I've said before that coming here has helped me to better understand what it's like to be a minority, and what it's like to be discriminated against. I guess that's a valuable lesson in itself that I should be thankful for, but it still can never subtract all of the lonely hours I've spent here, or the depression that's been its result. I'm a lot stronger now, even though my strength hasn't translated into acceptance here on the "home" front.

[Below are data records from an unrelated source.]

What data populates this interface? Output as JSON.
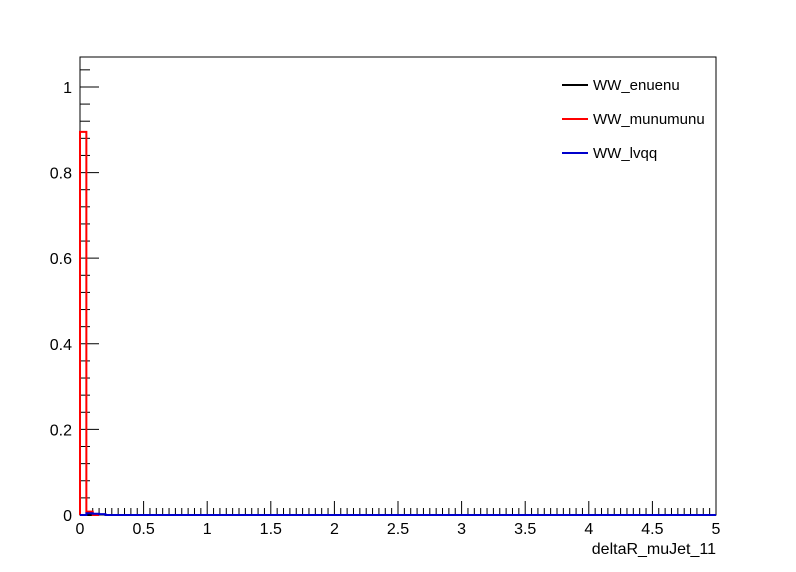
{
  "chart_data": {
    "type": "histogram",
    "xlabel": "deltaR_muJet_11",
    "ylabel": "",
    "xlim": [
      0,
      5
    ],
    "ylim": [
      0,
      1.07
    ],
    "x_ticks": [
      "0",
      "0.5",
      "1",
      "1.5",
      "2",
      "2.5",
      "3",
      "3.5",
      "4",
      "4.5",
      "5"
    ],
    "y_ticks": [
      "0",
      "0.2",
      "0.4",
      "0.6",
      "0.8",
      "1"
    ],
    "bin_width": 0.05,
    "legend_position": "top-right",
    "grid": false,
    "series": [
      {
        "name": "WW_enuenu",
        "color": "#000000",
        "bins": [
          {
            "x0": 0.0,
            "x1": 0.05,
            "y": 0.0
          },
          {
            "x0": 0.05,
            "x1": 0.1,
            "y": 0.0
          }
        ]
      },
      {
        "name": "WW_munumunu",
        "color": "#ff0000",
        "bins": [
          {
            "x0": 0.0,
            "x1": 0.05,
            "y": 0.895
          },
          {
            "x0": 0.05,
            "x1": 0.1,
            "y": 0.008
          },
          {
            "x0": 0.1,
            "x1": 0.15,
            "y": 0.0
          }
        ]
      },
      {
        "name": "WW_lvqq",
        "color": "#0000cc",
        "bins": [
          {
            "x0": 0.0,
            "x1": 0.05,
            "y": 0.0
          },
          {
            "x0": 0.05,
            "x1": 0.1,
            "y": 0.004
          },
          {
            "x0": 0.1,
            "x1": 0.15,
            "y": 0.003
          },
          {
            "x0": 0.15,
            "x1": 0.2,
            "y": 0.002
          },
          {
            "x0": 0.2,
            "x1": 5.0,
            "y": 0.0
          }
        ]
      }
    ]
  }
}
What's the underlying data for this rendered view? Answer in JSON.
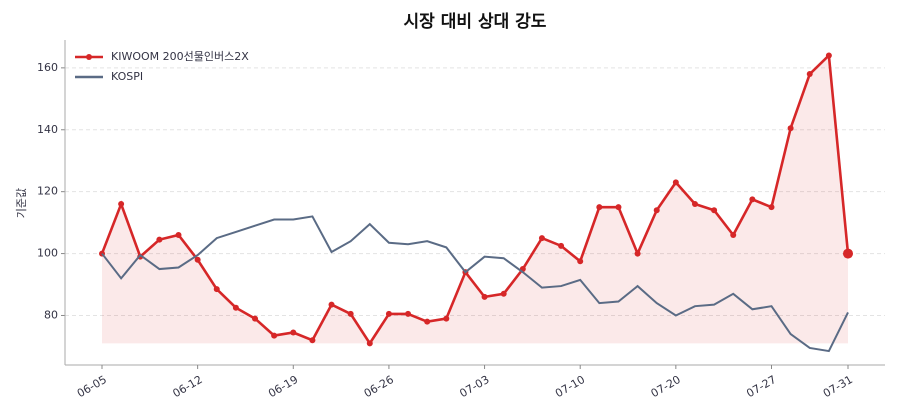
{
  "chart_data": {
    "type": "line",
    "title": "시장 대비 상대 강도",
    "y_label": "기준값",
    "categories": [
      "06-05",
      null,
      null,
      null,
      null,
      "06-12",
      null,
      null,
      null,
      null,
      "06-19",
      null,
      null,
      null,
      null,
      "06-26",
      null,
      null,
      null,
      null,
      "07-03",
      null,
      null,
      null,
      null,
      "07-10",
      null,
      null,
      null,
      null,
      "07-20",
      null,
      null,
      null,
      null,
      "07-27",
      null,
      null,
      null,
      "07-31"
    ],
    "ylim": [
      64,
      169
    ],
    "yticks": [
      80,
      100,
      120,
      140,
      160
    ],
    "grid": true,
    "legend": "upper left",
    "series": [
      {
        "name": "KIWOOM 200선물인버스2X",
        "color": "#d62728",
        "marker": true,
        "fill": true,
        "values": [
          100,
          116,
          99,
          104.5,
          106,
          98,
          88.5,
          82.5,
          79,
          73.5,
          74.5,
          72,
          83.5,
          80.5,
          71,
          80.5,
          80.5,
          78,
          79,
          94,
          86,
          87,
          95,
          105,
          102.5,
          97.5,
          115,
          115,
          100,
          114,
          123,
          116,
          114,
          106,
          117.5,
          115,
          140.5,
          158,
          164,
          100
        ]
      },
      {
        "name": "KOSPI",
        "color": "#5a6b85",
        "marker": false,
        "fill": false,
        "values": [
          100,
          92,
          99.5,
          95,
          95.5,
          99.5,
          105,
          107,
          109,
          111,
          111,
          112,
          100.5,
          104,
          109.5,
          103.5,
          103,
          104,
          102,
          94,
          99,
          98.5,
          94,
          89,
          89.5,
          91.5,
          84,
          84.5,
          89.5,
          84,
          80,
          83,
          83.5,
          87,
          82,
          83,
          74,
          69.5,
          68.5,
          81
        ]
      }
    ]
  }
}
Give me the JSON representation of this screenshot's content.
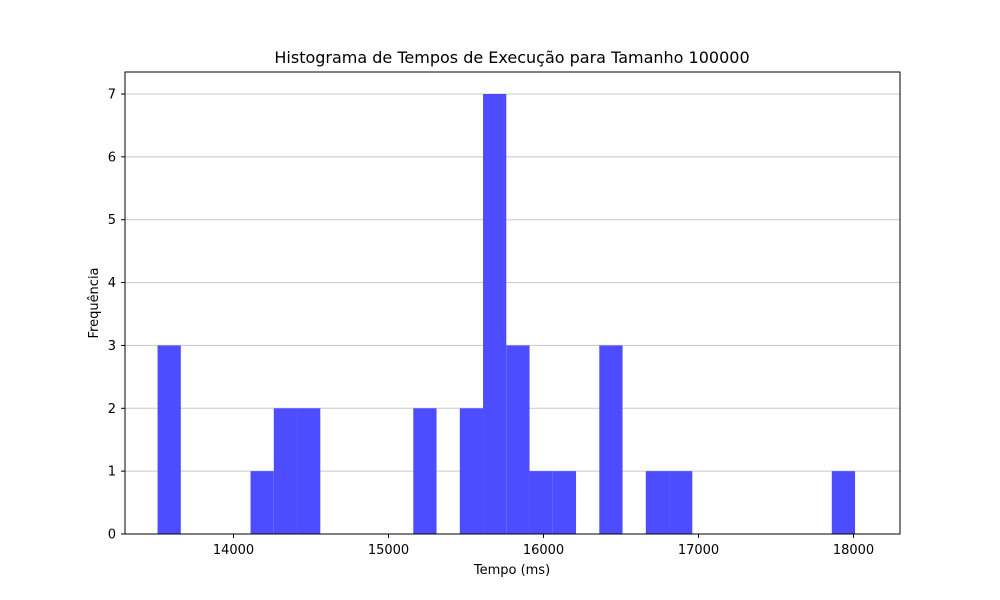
{
  "chart_data": {
    "type": "bar",
    "title": "Histograma de Tempos de Execução para Tamanho 100000",
    "xlabel": "Tempo (ms)",
    "ylabel": "Frequência",
    "xlim": [
      13300,
      18300
    ],
    "ylim": [
      0,
      7.35
    ],
    "x_ticks": [
      14000,
      15000,
      16000,
      17000,
      18000
    ],
    "y_ticks": [
      0,
      1,
      2,
      3,
      4,
      5,
      6,
      7
    ],
    "grid": "y",
    "bar_color": "#4d4dff",
    "bins": [
      {
        "x0": 13510,
        "x1": 13660,
        "count": 3
      },
      {
        "x0": 14110,
        "x1": 14260,
        "count": 1
      },
      {
        "x0": 14260,
        "x1": 14410,
        "count": 2
      },
      {
        "x0": 14410,
        "x1": 14560,
        "count": 2
      },
      {
        "x0": 15160,
        "x1": 15310,
        "count": 2
      },
      {
        "x0": 15460,
        "x1": 15610,
        "count": 2
      },
      {
        "x0": 15610,
        "x1": 15760,
        "count": 7
      },
      {
        "x0": 15760,
        "x1": 15910,
        "count": 3
      },
      {
        "x0": 15910,
        "x1": 16060,
        "count": 1
      },
      {
        "x0": 16060,
        "x1": 16210,
        "count": 1
      },
      {
        "x0": 16360,
        "x1": 16510,
        "count": 3
      },
      {
        "x0": 16660,
        "x1": 16810,
        "count": 1
      },
      {
        "x0": 16810,
        "x1": 16960,
        "count": 1
      },
      {
        "x0": 17860,
        "x1": 18010,
        "count": 1
      }
    ]
  }
}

There was an article last week in the NRC Handelsblad (the most reputable Dutch paper, that uses as its model the New York Times) about research done by an English expat. He found out that most people who come to Amsterdam to work leave after only a few years because they find the social climate too harsh and unaccepting. This goes even for people who do their utmost to speak the language, and to "fit in," and "integrate." Even people, unlike me, who earn a lot, live in Amsterdam in a nice house, and have respectable careers end up feeling shut out of the Dutch culture. It leaves me wondering if there's much hope at all. They all wind up in expat groups, like so many, complaining about the Dutch. How familiar.

About a year ago I decided to combat my isolation by becoming an acestic. I decided that there had to be another way of breaking through the boundaries of my life, and I knew that it wasn't going to come from the outside. In the end, I have to become responsible to an internal self that isn't reliant on other people's reactions or acceptance, which isn't very forthcoming at all. There are some very nice people out there, but the little time we spend together has never been enough to sustain the vastness of the loneliness I feel when the warmth of their presence has gone.

In Zen, solitude is wisdom. Solitude, loneliness and isolation aren't the same things. Solitude brings with it a sense of peace and tranquility. Isolation is turbulent and disparaging. Isolation is unbearably stressful and can lead to various psychological ailments.

I keep reminding myself that I am grateful to the pain I've experience because it led me to what I am doing now, which is following the vajrasattva path of Tibetan Buddhism, and it is a source of learning.

I haven't come that far on the path, but when I am meditating consistently, I am more positive, at peace with myself and the world around me.